Une section de l’inlandsis Ouest-Antarctique avec ses montagnes, vu de l’avion Operation IceBridge de la NASA, le 28 octobre 2016.MARIO TAMA/GETTY IMAGES

Les fissures sont souvent difficiles à représenter correctemment sur des maquettes de banquise, car il est difficile de savoir exactement où et comment la glace va se briser, selon Richard Alley. « Pensez aux tasses à café en céramique que vous avez vu tomber sur le sol : certaines ont rebondi, d’autres se sont ébréchées, cassées en plusieurs morceaux, ou complètement brisées », explique-t-il dit à Mashable.

Pour lui aussi, il existe de solides preuves scientifiques que l’inlandsis Ouest-Antarctique puisse se briser de notre vivant : « Ce n’est pas sûr, clairement. Mais c’est possible, en fonction des décisions prises par les hommes, mais aussi en fonction de processus et de conditions que nous ne connaissons pas entièrement », explique-t-il.

Une perte de banquise nécessaire ?

Ian Joughin, ingénieur au laboratoire de physique appliquée de l’université de Washington, n’est pas de cet avis. Pour lui, l’étude n’apporte pas forcément de nouvelles informations sur la stabilité de l’inlandsis Ouest-Antarctique. La glace de l’île de Pin aurait régulièrement besoin de se séparer de morceaux de glace pour garder le rythme de toute la glace qui s’écoule hors de l’Antarctique. « Le lieu de la fissure n’est pas si différent des lieux des précédentes fissures », confie-t-il à Mashable.

Il pense tout de même que ces nouvelles découvertes sont « à surveiller, mais il est trop tôt pour dire s’il s’agit d’un mouvement durable qui pourrait vraiment altérer le rythme de retrait de la glace dans cette zone. »
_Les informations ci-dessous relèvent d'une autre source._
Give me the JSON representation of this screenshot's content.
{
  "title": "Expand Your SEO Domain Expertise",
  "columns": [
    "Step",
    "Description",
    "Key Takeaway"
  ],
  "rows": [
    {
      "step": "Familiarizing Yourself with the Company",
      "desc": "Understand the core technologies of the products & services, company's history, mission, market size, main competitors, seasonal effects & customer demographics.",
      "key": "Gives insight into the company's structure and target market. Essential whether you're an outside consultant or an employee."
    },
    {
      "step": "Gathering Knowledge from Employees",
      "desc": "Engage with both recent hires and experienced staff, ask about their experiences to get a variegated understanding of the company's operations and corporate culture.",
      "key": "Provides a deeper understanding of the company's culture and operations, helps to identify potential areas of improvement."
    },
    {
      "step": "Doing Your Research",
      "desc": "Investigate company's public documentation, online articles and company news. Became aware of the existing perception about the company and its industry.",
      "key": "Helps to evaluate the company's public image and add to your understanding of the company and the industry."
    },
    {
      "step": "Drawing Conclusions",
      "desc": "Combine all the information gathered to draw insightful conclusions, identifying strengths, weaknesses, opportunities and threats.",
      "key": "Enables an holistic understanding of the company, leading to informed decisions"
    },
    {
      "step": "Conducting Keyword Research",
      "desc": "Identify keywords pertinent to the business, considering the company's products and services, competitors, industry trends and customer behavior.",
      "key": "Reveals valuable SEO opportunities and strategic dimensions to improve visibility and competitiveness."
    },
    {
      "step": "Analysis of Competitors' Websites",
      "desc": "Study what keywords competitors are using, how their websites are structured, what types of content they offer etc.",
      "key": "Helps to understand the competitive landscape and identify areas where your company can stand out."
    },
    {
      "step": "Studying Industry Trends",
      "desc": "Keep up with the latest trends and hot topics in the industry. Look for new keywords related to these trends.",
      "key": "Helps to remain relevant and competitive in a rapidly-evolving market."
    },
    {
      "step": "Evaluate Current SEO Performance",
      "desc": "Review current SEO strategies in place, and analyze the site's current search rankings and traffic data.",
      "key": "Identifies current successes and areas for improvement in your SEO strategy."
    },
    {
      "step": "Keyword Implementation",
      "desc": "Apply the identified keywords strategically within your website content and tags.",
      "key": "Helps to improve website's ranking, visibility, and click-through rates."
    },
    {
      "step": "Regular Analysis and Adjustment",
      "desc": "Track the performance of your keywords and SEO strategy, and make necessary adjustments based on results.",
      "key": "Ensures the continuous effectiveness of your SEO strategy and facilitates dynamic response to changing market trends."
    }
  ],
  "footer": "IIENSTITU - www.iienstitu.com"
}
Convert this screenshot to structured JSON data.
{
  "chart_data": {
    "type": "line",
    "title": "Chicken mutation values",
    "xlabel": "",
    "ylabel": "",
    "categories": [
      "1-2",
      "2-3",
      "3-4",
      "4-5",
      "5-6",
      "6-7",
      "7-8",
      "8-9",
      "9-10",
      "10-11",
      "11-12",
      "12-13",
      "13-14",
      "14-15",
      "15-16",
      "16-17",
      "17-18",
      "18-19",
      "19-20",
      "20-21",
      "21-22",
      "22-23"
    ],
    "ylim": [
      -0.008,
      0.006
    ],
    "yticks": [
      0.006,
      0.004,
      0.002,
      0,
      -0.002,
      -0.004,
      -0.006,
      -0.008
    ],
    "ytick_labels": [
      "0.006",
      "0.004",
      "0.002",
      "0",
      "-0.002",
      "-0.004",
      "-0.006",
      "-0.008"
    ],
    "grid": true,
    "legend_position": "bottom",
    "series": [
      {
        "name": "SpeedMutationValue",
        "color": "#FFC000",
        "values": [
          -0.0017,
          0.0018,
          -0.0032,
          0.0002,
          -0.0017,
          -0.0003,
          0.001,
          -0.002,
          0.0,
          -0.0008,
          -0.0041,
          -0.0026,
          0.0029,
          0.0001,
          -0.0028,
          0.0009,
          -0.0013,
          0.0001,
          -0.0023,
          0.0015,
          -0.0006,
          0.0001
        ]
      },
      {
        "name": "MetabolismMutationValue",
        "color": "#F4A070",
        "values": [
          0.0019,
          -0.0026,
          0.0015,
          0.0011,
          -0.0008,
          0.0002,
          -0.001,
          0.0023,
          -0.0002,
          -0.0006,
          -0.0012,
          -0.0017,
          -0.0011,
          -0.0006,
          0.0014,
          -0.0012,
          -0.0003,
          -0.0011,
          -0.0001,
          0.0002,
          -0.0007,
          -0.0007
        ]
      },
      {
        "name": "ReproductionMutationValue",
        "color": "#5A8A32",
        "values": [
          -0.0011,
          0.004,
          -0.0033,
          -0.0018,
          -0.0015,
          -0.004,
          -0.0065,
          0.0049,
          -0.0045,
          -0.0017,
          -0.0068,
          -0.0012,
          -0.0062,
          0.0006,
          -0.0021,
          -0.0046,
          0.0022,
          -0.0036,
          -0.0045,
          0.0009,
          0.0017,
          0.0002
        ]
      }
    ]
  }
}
En étudiant ce type de détachement d’iceberg, les scientifiques pourraient être capables de mieux prévoir quand et comment l’inlandsis Ouest-Antarctique perdra un plus grand morceau de banquise – mais ils ne pourront pas l’empêcher. Une étude différente a récemment découvert que l’amincissement de la glace et le recul des glaciers dans l’Ouest-Antarctique ne sont « probablement pas réversibles sans un changement majeur des conditions marines ou glaciologiques. »

L’étude, publiée le 23 novembre dans le journal Nature, prouve que le glacier de l’île du Pin a sûrement été d’abord déstabilisé dans les années 1940 après le passage fort et anormalement long du courant El Niño (un courant chaud venant d’Amérique du Sud et passant en fin d’année, après Noël) dans l’océan Pacifique.

Les chercheurs – des scientifiques américains, britanniques, allemands, néerlandais et suisses – n’ont pas évalué le rôle des gaz à effet de serre d’origine humaine ni du réchauffement climatique dans la fonte de l’île de Pin. Mais l’équipe a remarqué que, même après cette période chaude dans les années 1940, une fois les températures redescendues, le recul glaciaire avait continué.